Von der Optik wäre Friedhelm Frischenschlager auch heute noch, mehr als 25 Jahre nach seinem Rücktritt, die Idealbesetzung eines Verteidigungsministers. Jetzt wird Frischenschlager bald 70, beschäftigt sich noch immer mit der heimischen Sicherheitspolitik und ärgert sich vor allem einmal über die ÖVP.
Frischenschlager sieht "Riesenchance"
"Wir haben eine Riesenchance. Mit der Abschaffung der Wehrpflicht könnte zum ersten Mal seit vielen Jahren ein System, das sinnlos geworden ist, in eine neue bessere Strategie umgewandelt werden.

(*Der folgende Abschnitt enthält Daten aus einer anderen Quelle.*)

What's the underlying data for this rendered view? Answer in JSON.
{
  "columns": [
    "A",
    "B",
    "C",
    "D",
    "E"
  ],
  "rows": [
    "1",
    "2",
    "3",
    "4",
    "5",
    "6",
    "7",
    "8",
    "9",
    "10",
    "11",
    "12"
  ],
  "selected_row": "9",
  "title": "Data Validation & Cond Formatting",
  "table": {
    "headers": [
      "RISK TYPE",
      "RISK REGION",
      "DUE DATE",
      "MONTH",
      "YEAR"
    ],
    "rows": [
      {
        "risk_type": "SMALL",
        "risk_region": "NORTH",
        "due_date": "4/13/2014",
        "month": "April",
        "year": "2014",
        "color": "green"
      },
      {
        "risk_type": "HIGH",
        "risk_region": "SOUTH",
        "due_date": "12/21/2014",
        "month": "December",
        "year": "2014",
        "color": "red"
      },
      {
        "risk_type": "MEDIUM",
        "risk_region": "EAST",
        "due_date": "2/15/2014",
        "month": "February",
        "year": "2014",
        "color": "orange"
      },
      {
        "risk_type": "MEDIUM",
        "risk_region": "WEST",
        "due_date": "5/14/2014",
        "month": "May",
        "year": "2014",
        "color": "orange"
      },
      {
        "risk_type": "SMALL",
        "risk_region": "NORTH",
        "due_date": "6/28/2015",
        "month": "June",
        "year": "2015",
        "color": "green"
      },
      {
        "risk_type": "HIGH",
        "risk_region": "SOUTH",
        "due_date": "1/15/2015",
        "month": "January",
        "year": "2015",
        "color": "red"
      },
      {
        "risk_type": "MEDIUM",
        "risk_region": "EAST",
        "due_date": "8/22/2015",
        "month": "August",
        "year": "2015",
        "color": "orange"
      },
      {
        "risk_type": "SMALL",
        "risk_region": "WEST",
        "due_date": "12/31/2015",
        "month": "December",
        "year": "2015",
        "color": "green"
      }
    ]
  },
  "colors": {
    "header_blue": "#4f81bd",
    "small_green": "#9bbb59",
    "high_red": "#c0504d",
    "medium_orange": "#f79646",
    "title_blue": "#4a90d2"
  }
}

Die Wehrpflicht trägt jedenfalls zur militärischen Sicherheit Österreichs fast nichts bei", sagt der ehemalige freiheitliche Verteidigungsminister. "Es ist völlig verantwortungslos von der ÖVP, dass sie die Möglichkeit für den vernünftigeren Weg nicht nutzt, nachdem die SPÖ in der Wehrpflichtfrage plötzlich zur Vernunft gekommen ist und aus welchen Gründen auch immer sich um 180 Grad gedreht hat."
Zum Nachweis der Sinnlosigkeit der Wehrpflicht macht Ex-Verteidigungsminister Friedhelm Frischenschlager eine simple Rechnung am Beispiel des Jahrgangs 2010: "Es gab 44.000 Wehrpflichtige. Davon waren 6.000 untauglich. Bleiben 38.000 junge Männer. Von diesen 38.000 haben sich 13.000 für den Zivildienst entschieden. Bleiben jetzt noch 25.000. Von diesen 25.000 Präsenzdienern haben 5.000 etwas Militärisches gemacht. "Die anderen haben jetzt vielleicht nicht unbedingt etwas Sinnloses gemacht, aber halt irgendetwas. Köche, Kellner, Gehilfen aller Art in den Dienststuben.
5.000 werden also am Ende militärisch ausgebildet. Jetzt muss man das noch durch zwei teilen, weil die sind ja nur sechs Monate dabei. Das macht unterm Strich also 2.500 Mann. Von diesen 2.500 sind aber zwei Drittel in der Ausbildung. Bleibt also nur ein Drittel übrig. Das sind schließlich 833 Soldaten. Damit nun 833 Soldaten im Bundesheer ihren militärischen Mann im Sinn von ausgebildet stehen können, werden 25.000 Männer eingezogen. Das ist eine totale Absurdität."
"Bundesheer ist nicht die Schule der Nation"
Frischenschlager könnte noch einige solcher Rechnungen machen. Doch er will nicht nur mathematisch, sondern auch politisch argumentieren. Zu der oft zu hörenden Parole, beim Heer lernen die jungen Männer wenigstens Ordnung und die Ausländer würden integriert, meint der frühere Verteidigungsminister: "Das sind wirklich blöde Argumente. Das Bundesheer ist nicht die Schule der Nation. Wenn ich diese Werte vermitteln möchte, muss man sich an die Schulpolitik wenden. Es ist nicht Aufgabe des Heeres, 20-Jährigen Manieren beizubringen. Natürlich kann man sagen, wenn die Leute gemeinsam im Gelände herumhüpfen, schadet es ihnen nicht. Aber deshalb die Wehrpflicht aufrechterhalten?" Ebenso verhalte es sich bei der Integration. "Die Wehrpflicht darf nicht nur für einen spätpubertären Erziehungsprozess am Leben erhalten werden."